El Hermano Lorenzo no consultaba a nadie con sus inquietudes mentales. Por la luz que le daba la fe él sabía que Dios estaba presente, entonces lidiaba consigo mismo tratando de dirigir todas sus acciones a Él. Todo lo hacía movido por el deseo de agradar a Dios, aceptando los resultados que se producían. Dijo que los pensamientos inútiles arruinan todo, que los dolores empiezan allí. Tan pronto como percibimos su impertinencia debemos rechazarlos, y retornar a nuestra comunión con Dios.
En el principio frecuentemente había pasado su tiempo de oración rechazando pensamientos erráticos y volviendo a caer en ellos. Nunca había regulado su devoción por ciertos métodos como lo hacen algunos.

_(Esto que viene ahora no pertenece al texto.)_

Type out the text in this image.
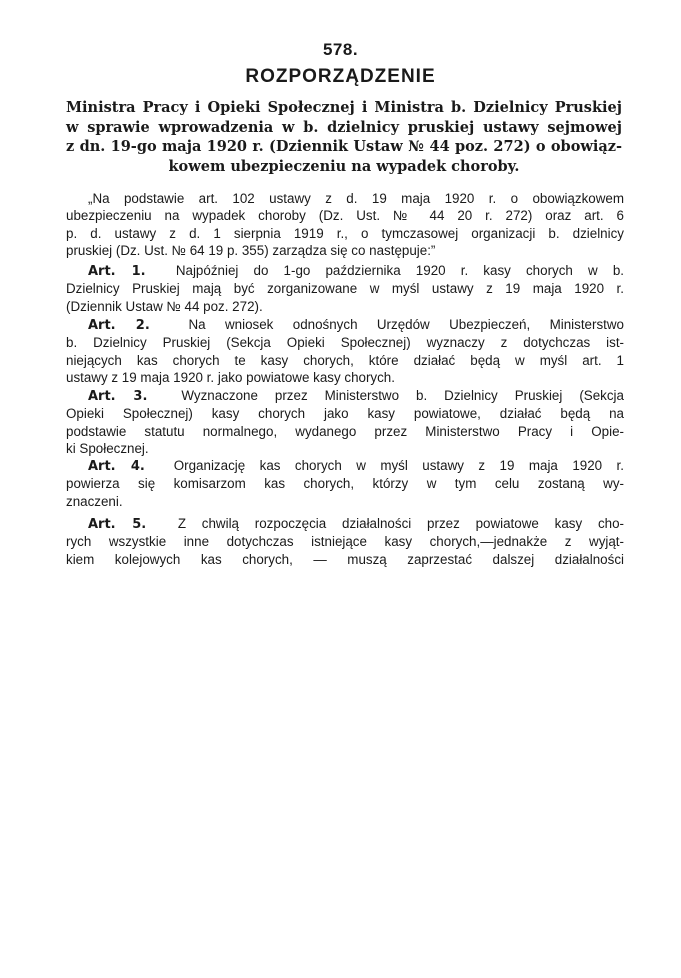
578.
ROZPORZĄDZENIE
Ministra Pracy i Opieki Społecznej i Ministra b. Dzielnicy Pruskiej
w sprawie wprowadzenia w b. dzielnicy pruskiej ustawy sejmowej
z dn. 19-go maja 1920 r. (Dziennik Ustaw № 44 poz. 272) o obowiąz-
kowem ubezpieczeniu na wypadek choroby.
„Na podstawie art. 102 ustawy z d. 19 maja 1920 r. o obowiązkowem
ubezpieczeniu na wypadek choroby (Dz. Ust. № 44 20 r. 272) oraz art. 6
p. d. ustawy z d. 1 sierpnia 1919 r., o tymczasowej organizacji b. dzielnicy
pruskiej (Dz. Ust. № 64 19 p. 355) zarządza się co następuje:”
Art. 1. Najpóźniej do 1-go października 1920 r. kasy chorych w b.
Dzielnicy Pruskiej mają być zorganizowane w myśl ustawy z 19 maja 1920 r.
(Dziennik Ustaw № 44 poz. 272).
Art. 2.	Na wniosek odnośnych Urzędów Ubezpieczeń, Ministerstwo
b. Dzielnicy Pruskiej (Sekcja Opieki Społecznej) wyznaczy z dotychczas ist-
niejących kas chorych te kasy chorych, które działać będą w myśl art. 1
ustawy z 19 maja 1920 r. jako powiatowe kasy chorych.
Art. 3.	Wyznaczone przez Ministerstwo b. Dzielnicy Pruskiej (Sekcja
Opieki Społecznej) kasy chorych jako kasy powiatowe, działać będą na
podstawie statutu normalnego, wydanego przez Ministerstwo Pracy i Opie-
ki Społecznej.
Art. 4. Organizację kas chorych w myśl ustawy z 19 maja 1920 r.
powierza się komisarzom kas chorych, którzy w tym celu zostaną wy-
znaczeni.
Art. 5. Z chwilą rozpoczęcia działalności przez powiatowe kasy cho-
rych wszystkie inne dotychczas istniejące kasy chorych,—jednakże z wyjąt-
kiem kolejowych kas chorych, — muszą zaprzestać dalszej działalności
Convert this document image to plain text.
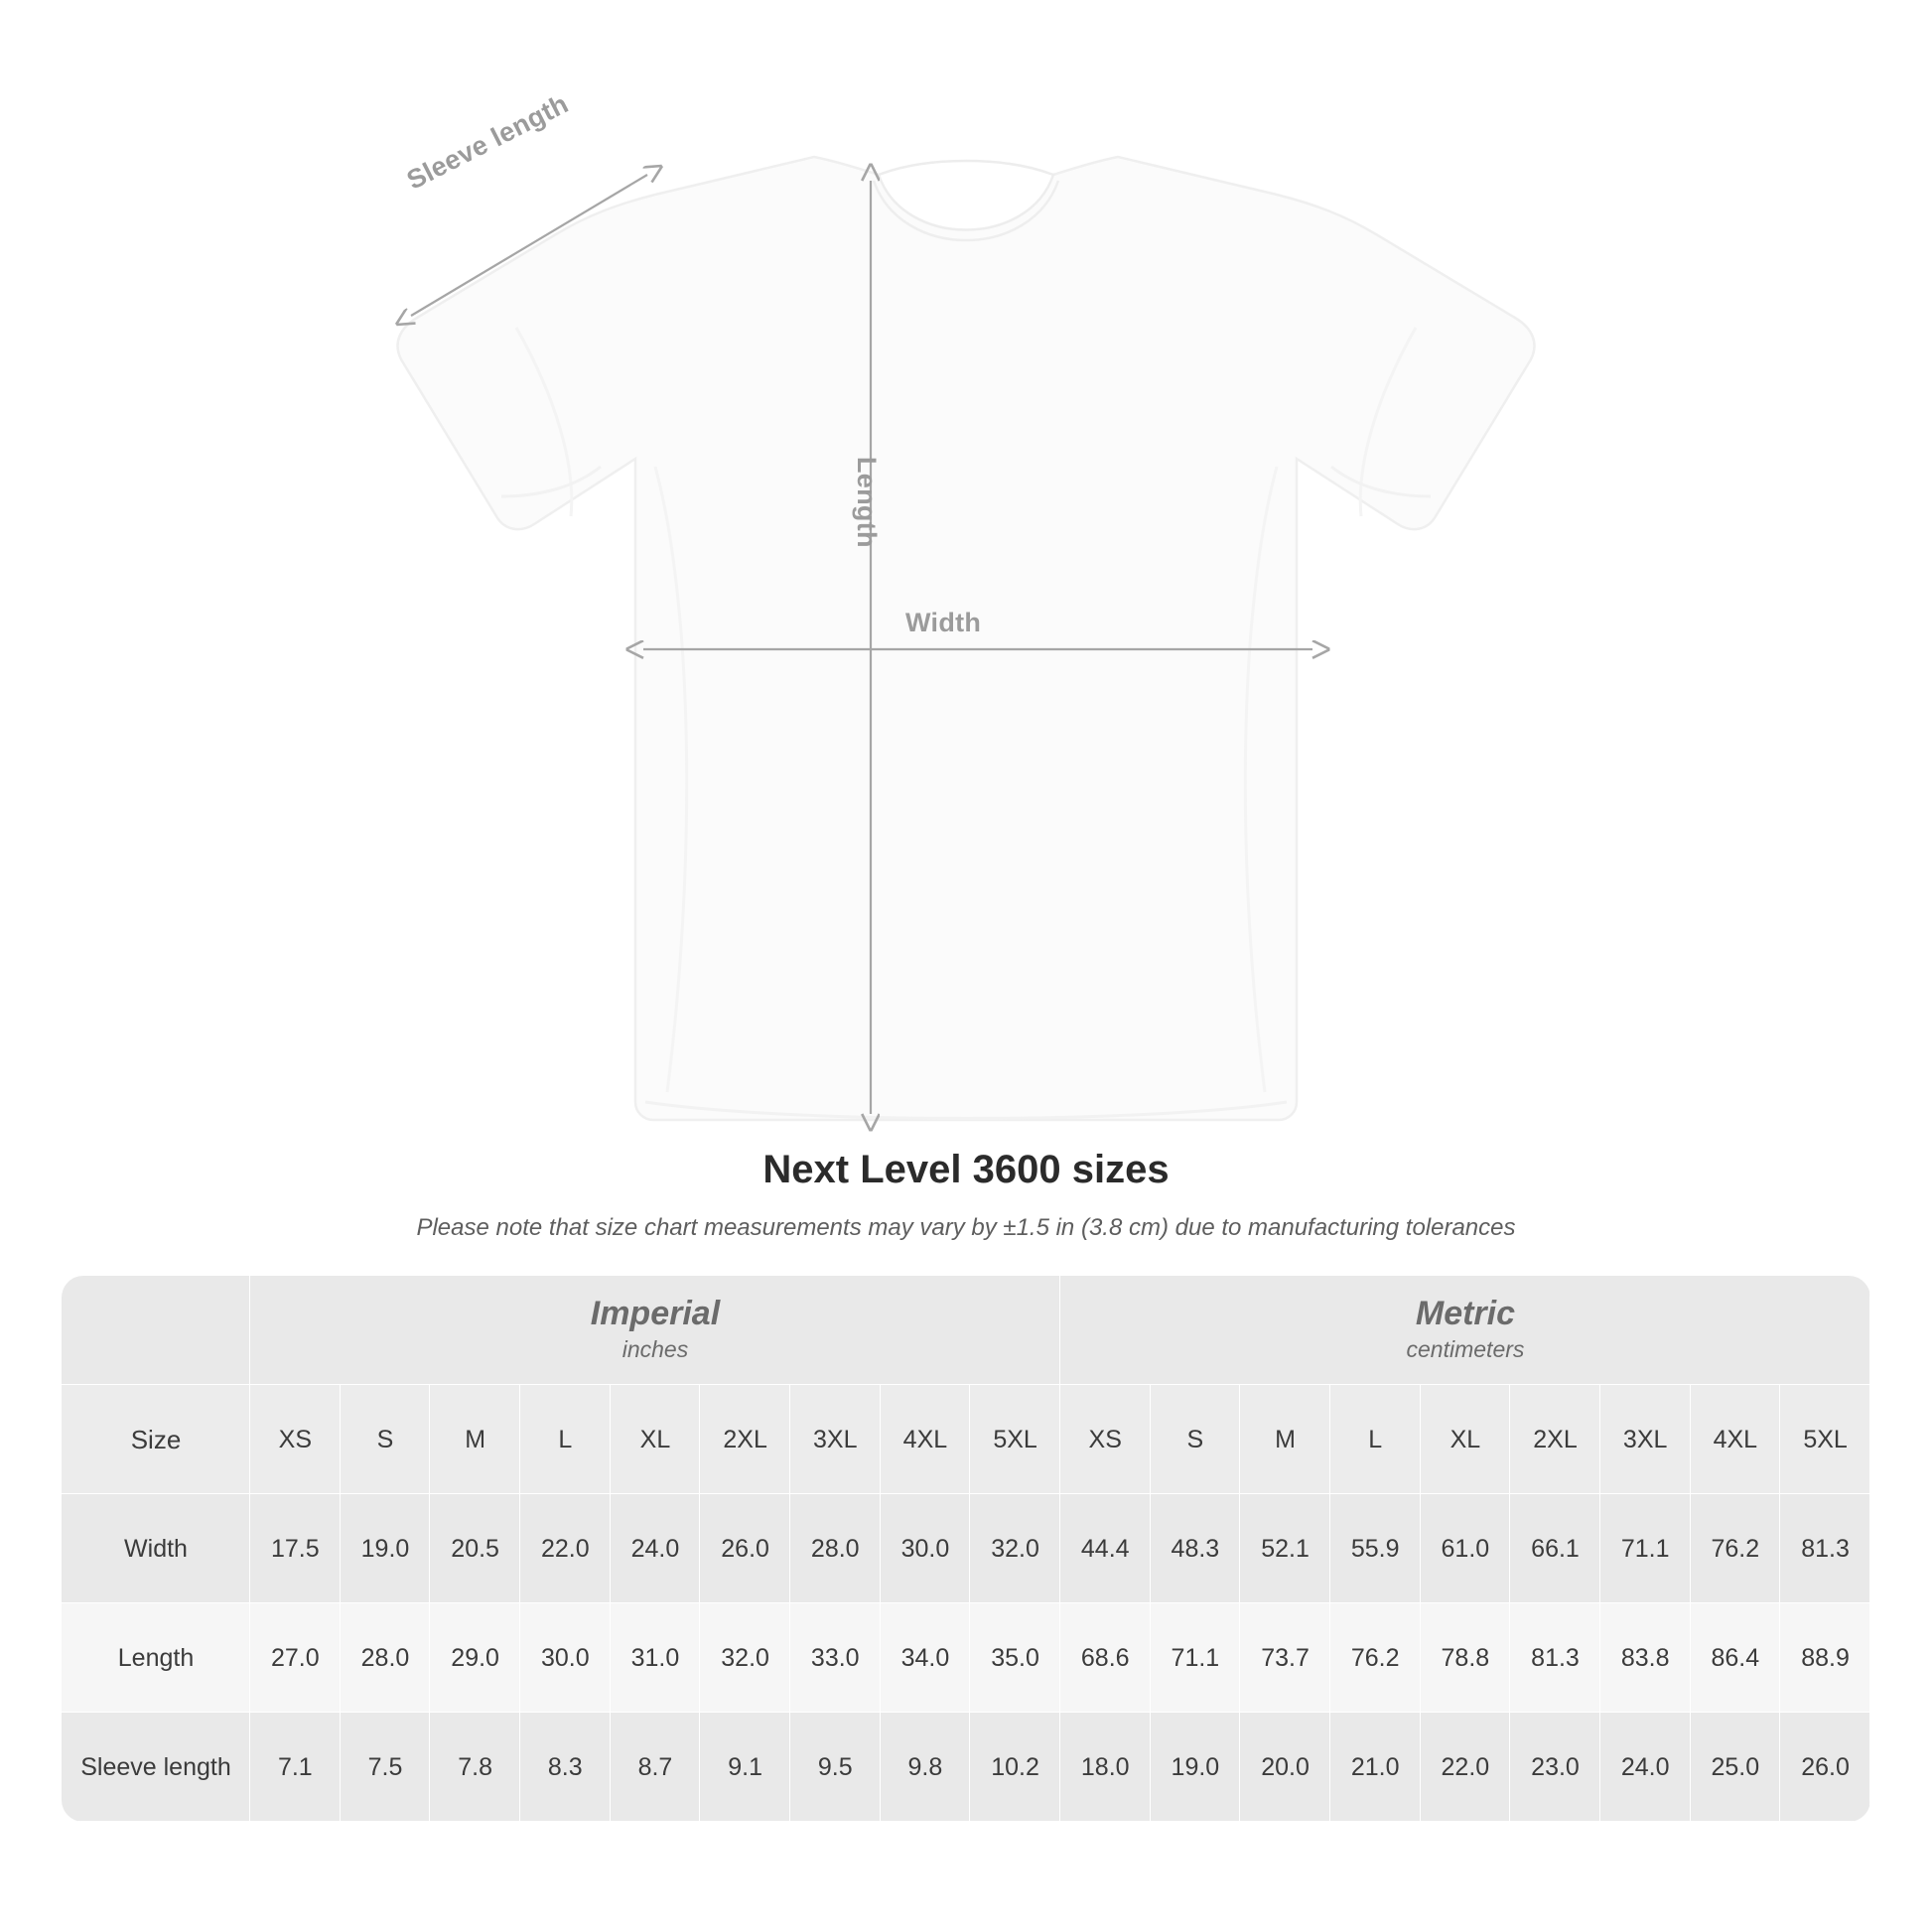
Sleeve length
Length
Width
Next Level 3600 sizes
Please note that size chart measurements may vary by ±1.5 in (3.8 cm) due to manufacturing tolerances

Imperial
inches

Metric
centimeters

Size	XS	S	M	L	XL	2XL	3XL	4XL	5XL	XS	S	M	L	XL	2XL	3XL	4XL	5XL
Width	17.5	19.0	20.5	22.0	24.0	26.0	28.0	30.0	32.0	44.4	48.3	52.1	55.9	61.0	66.1	71.1	76.2	81.3
Length	27.0	28.0	29.0	30.0	31.0	32.0	33.0	34.0	35.0	68.6	71.1	73.7	76.2	78.8	81.3	83.8	86.4	88.9
Sleeve length	7.1	7.5	7.8	8.3	8.7	9.1	9.5	9.8	10.2	18.0	19.0	20.0	21.0	22.0	23.0	24.0	25.0	26.0
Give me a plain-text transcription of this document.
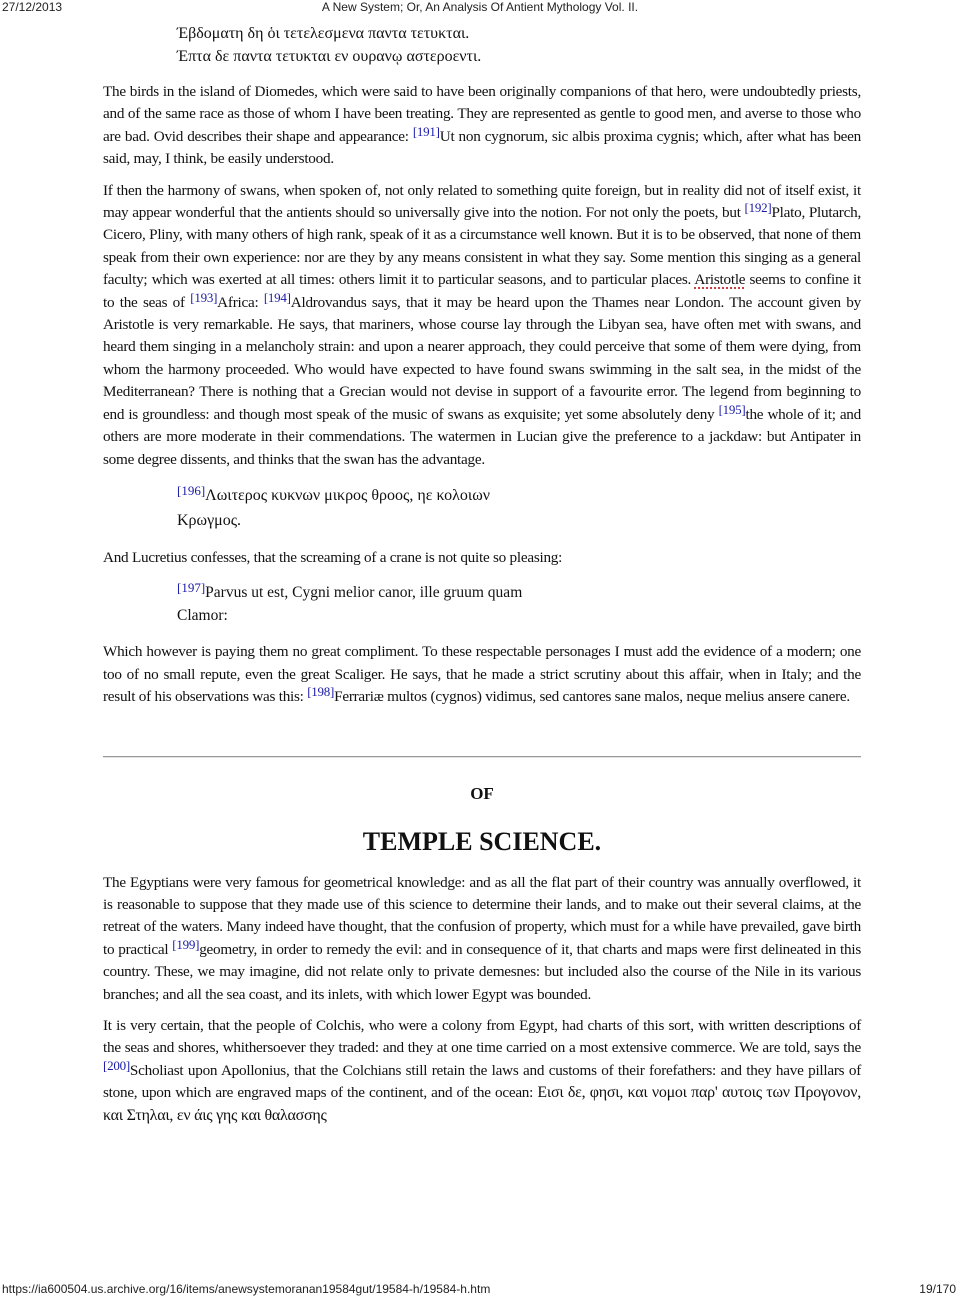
27/12/2013	A New System; Or, An Analysis Of Antient Mythology Vol. II.

Έβδοματη δη ὁι τετελεσμενα παντα τετυκται.

Έπτα δε παντα τετυκται εν ουρανῳ αστεροεντι.

The birds in the island of Diomedes, which were said to have been originally companions of that hero, were undoubtedly priests, and of the same race as those of whom I have been treating. They are represented as gentle to good men, and averse to those who are bad. Ovid describes their shape and appearance: [191]Ut non cygnorum, sic albis proxima cygnis; which, after what has been said, may, I think, be easily understood.

If then the harmony of swans, when spoken of, not only related to something quite foreign, but in reality did not of itself exist, it may appear wonderful that the antients should so universally give into the notion. For not only the poets, but [192]Plato, Plutarch, Cicero, Pliny, with many others of high rank, speak of it as a circumstance well known. But it is to be observed, that none of them speak from their own experience: nor are they by any means consistent in what they say. Some mention this singing as a general faculty; which was exerted at all times: others limit it to particular seasons, and to particular places. Aristotle seems to confine it to the seas of [193]Africa: [194]Aldrovandus says, that it may be heard upon the Thames near London. The account given by Aristotle is very remarkable. He says, that mariners, whose course lay through the Libyan sea, have often met with swans, and heard them singing in a melancholy strain: and upon a nearer approach, they could perceive that some of them were dying, from whom the harmony proceeded. Who would have expected to have found swans swimming in the salt sea, in the midst of the Mediterranean? There is nothing that a Grecian would not devise in support of a favourite error. The legend from beginning to end is groundless: and though most speak of the music of swans as exquisite; yet some absolutely deny [195]the whole of it; and others are more moderate in their commendations. The watermen in Lucian give the preference to a jackdaw: but Antipater in some degree dissents, and thinks that the swan has the advantage.

[196]Λωιτερος κυκνων μικρος θροος, ηε κολοιων
Κρωγμος.

And Lucretius confesses, that the screaming of a crane is not quite so pleasing:

[197]Parvus ut est, Cygni melior canor, ille gruum quam
Clamor:

Which however is paying them no great compliment. To these respectable personages I must add the evidence of a modern; one too of no small repute, even the great Scaliger. He says, that he made a strict scrutiny about this affair, when in Italy; and the result of his observations was this: [198]Ferrariæ multos (cygnos) vidimus, sed cantores sane malos, neque melius ansere canere.

OF
TEMPLE SCIENCE.

The Egyptians were very famous for geometrical knowledge: and as all the flat part of their country was annually overflowed, it is reasonable to suppose that they made use of this science to determine their lands, and to make out their several claims, at the retreat of the waters. Many indeed have thought, that the confusion of property, which must for a while have prevailed, gave birth to practical [199]geometry, in order to remedy the evil: and in consequence of it, that charts and maps were first delineated in this country. These, we may imagine, did not relate only to private demesnes: but included also the course of the Nile in its various branches; and all the sea coast, and its inlets, with which lower Egypt was bounded.

It is very certain, that the people of Colchis, who were a colony from Egypt, had charts of this sort, with written descriptions of the seas and shores, whithersoever they traded: and they at one time carried on a most extensive commerce. We are told, says the [200]Scholiast upon Apollonius, that the Colchians still retain the laws and customs of their forefathers: and they have pillars of stone, upon which are engraved maps of the continent, and of the ocean: Εισι δε, φησι, και νομοι παρ' αυτοις των Προγονον, και Στηλαι, εν άις γης και θαλασσης

https://ia600504.us.archive.org/16/items/anewsystemoranan19584gut/19584-h/19584-h.htm	19/170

Sin embargo, al principio había
practicado la meditación por algún tiempo, pero después la había dejado de lado de una manera casi inexplicable.
El Hermano Lorenzo enfatizaba que todas las mortificaciones corporales y otros ejercicios eran inútiles, a menos que sirvieran para unirse con Dios por medio del amor. Había considerado bien esto.
Encontró que el camino más corto para ir directamente a Dios era ejercitando el amor continuamente por medio de un continuo ejercicio del amor y haciendo todas las cosas por amor a Él. Notó que había una gran diferencia entre los actos del intelecto y los de la voluntad.
Los actos del intelecto eran comparativamente de poco valor. Los actos de la voluntad eran todos importantes. Nuestro único deber es amar a Dios y deleitarnos en Él. Ningún tipo de mortificación, si invalida el amor de Dios, puede borrar un solo pecado. En lugar de esto, y sin ansiedad alguna, debemos esperar el perdón de nuestros pecados que proviene de la sangre de Jesucristo, solamente esforzándonos para amarle con todo nuestro corazón. Y él notó que Dios parecía haber garantizado los mayores favores a los pecadores más grandes, como si fueran monumentos conmemorativos de su misericordia.
El Hermano Lorenzo dijo que los mayores dolores o placeres de este mundo no podían
compararse con los que él había experimentado en ese estado espiritual. Como resultado de todo eso, solamente deseaba una cosa: no ofender a Dios. Dijo que no cargaba con ninguna culpa. Cuando fallo en mis deberes, rápidamente lo reconozco, diciendo: Estoy acostumbrado a obrar así. Nunca podré cambiar por mí mismo. Y si no fallo, entonces doy gracias a Dios reconociendo que esto viene de Él.
El resumen de todo en ser gobernado por el Amor.
Tomado de La Practica de la Presencia de Dios . Hno Lorenzo.